Tough times lie ahead for Jubilee

The win by Peoples Patriotic Party of Kenya (PPPK) in the Nyongores Ward by-election in Bomet County is remarkable.

There are no guarantees in a situation where motley people decide the political fate of others through the ballot.

Indications might be strong, but the final outcome is never always a certainty.

Bomet Governor Isaac Ruto (Left) with Peoples Patriotic Party of Kenya (PPK) candidate Andrew Maritim after he was declared winner of Nyangores Ward by-election in Bomet County. (PHOTO: COURTESY)

In the Democratic party primaries in New Hampshire in the United States recently, Democratic candidate Bernie Sanders beat front runner Hilary Clinton despite all the odds in her favour; wealth, current position in government, wife of former president Bill Clinton and that she is clearly President Barrack Obama’s favourite to succeed him as he leaves office in November.

Evidently, local politicians who have been doing the same things repeatedly while expecting different results have woken up to reality.

The dynamics are changing as focus shifts from merely expecting votes to ensuring people have the requisite documents to eventually cast the votes.

Ensuring that eligible voters get identification cards and register en masse to shore up their numbers in readiness for 2017 is suddenly of primary concern.

In Western and Nyanza regions where the Opposition enjoys a sizeable number of followers, voter turnout has always been a disappointment; looked at against the population and registered voters in previous elections.

Propaganda is another potent tool that is being put to good use. In Machakos County, for instance, against the Wiper Party’s ideology, Governor Alfred Mutua has been playing mind games with the residents; trying to make them embrace his concepts and coming up with lofty ideas that could work given time and backing but which have been discredited and ridiculed because of his lone-ranger tactics.

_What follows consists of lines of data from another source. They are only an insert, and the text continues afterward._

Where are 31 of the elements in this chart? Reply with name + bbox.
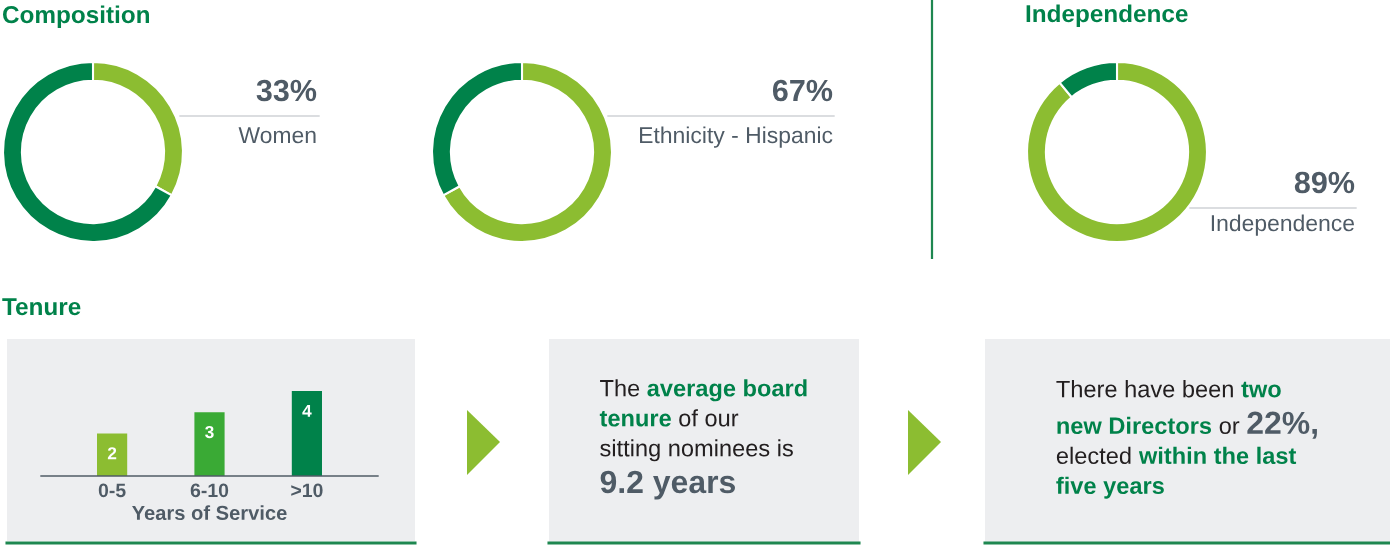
text: 22%, [1247,411,1317,439]
text: sitting nominees is [600,439,793,462]
text: 9.2 years [600,470,735,500]
data-label: 2 [107,447,117,460]
chart-title: Tenure [2,298,81,316]
text: average board [647,379,807,402]
chart-title: Independence [1026,4,1188,28]
text: or [1219,421,1240,435]
text: tenure [599,410,671,427]
slice-label: Women [238,127,316,144]
text: five years [1056,476,1164,499]
slice-label: Ethnicity - Hispanic [640,126,833,148]
x-tick-label: 6-10 [190,483,229,498]
text: of our [679,409,739,427]
text: within the last [1138,446,1297,465]
chart-title: Composition [3,5,150,29]
data-label: 89% [1294,171,1355,194]
slice-label: Independence [1211,214,1354,236]
data-label: 33% [256,79,317,102]
text: The [600,379,640,397]
x-axis-title: Years of Service [132,505,287,521]
x-tick-label: >10 [291,483,323,498]
data-label: 4 [302,404,312,417]
data-label: 3 [205,425,214,439]
donut-slice [1025,60,1209,244]
text: two [1241,381,1281,398]
text: new Directors [1057,416,1212,435]
data-label: 67% [772,79,833,102]
x-tick-label: 0-5 [98,483,126,498]
text: elected [1056,446,1131,465]
text: There have been [1056,380,1233,398]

There are those in Government who would have loved to replicate the part played by Joseph Goebbels during the time of Adolf Hitler.

He became Hitler’s propaganda minister and did a very good and effective job of it.

Whereas Goebbels was directed by the Hitler ideology, however misguided or disgusting, our propagandists are at ease dealing with personalities which, unfortunately, have limited scope.

Mr Goebbels lasted several years but ours suffer burnout inside a month at most, explaining the long list of scandals and allegations that have no answers and which fizzle out as soon as they are started.

Until recently, the Jubilee Alliance Party has been sitting pretty; complacency never lurking far from the surface, but that feeling of smugness and invincibility was shattered in the Nyongores ward by-election last week.

It would however be naive to claim that Jubilee is fast becoming unpopular after failing to recapture the Nyongores ward seat, but the party itself has done more than enough to create such perception.

The ecstasy that welcomed the election of Jubilee died a long time ago when the hard realities came knocking and shattered the high expectations citizens had.

The promised Canaan has not even been spotted on the horizon yet. The milk and butter have not been forthcoming.

The disagreements within the United Republican Party that pit Deputy President William Ruto against Bomet Governor Isaac Ruto have allowed cracks to appear in Jubilee, which circumstances have conspired to widen.

Differences between the two Rutos put the senior at a disadvantage because some view him as a tyrant throwing his weight around, even when that may not necessarily be the case.

The Opposition has also created a very negative perception about the deputy president whom they have tried to link to every scandal that surfaces.

As time runs out, the deputy president will be hard pressed to shed that negative perception, which could now be taking its toll.

The re-emergence of the Kenya African National Union (Kanu) is something Jubilee legislators scoffed at, seeing no challenge as they concentrated on warding off Cord.

Today Jubilee has too much on its hands. If the assumption was that Kanu would join and be swallowed by Jubilee, it was wide off the mark.

Kanu bigwigs and Governor Isaac Ruto campaigned for the PPPK candidate and won convincingly.

Intuition tells me the cock will flap its wings and crow in the Kericho Senate seat by-election in March, and that the Malindi constituency seat will be Cord's to lose.

Cord, however, is out in full combat gear; paint, spears and all, beating the drums of war.

Now, if Jubilee loses the Kericho Senate seat and the Malindi parliamentary seat to make it three in a row, then it has a serious fight on its hands in 2017.

Unlike Uhuru Kenyatta and Raila Odinga who have no opposition in their backyards, nearly all the old hands at politics in the Rift Valley are working against William Ruto.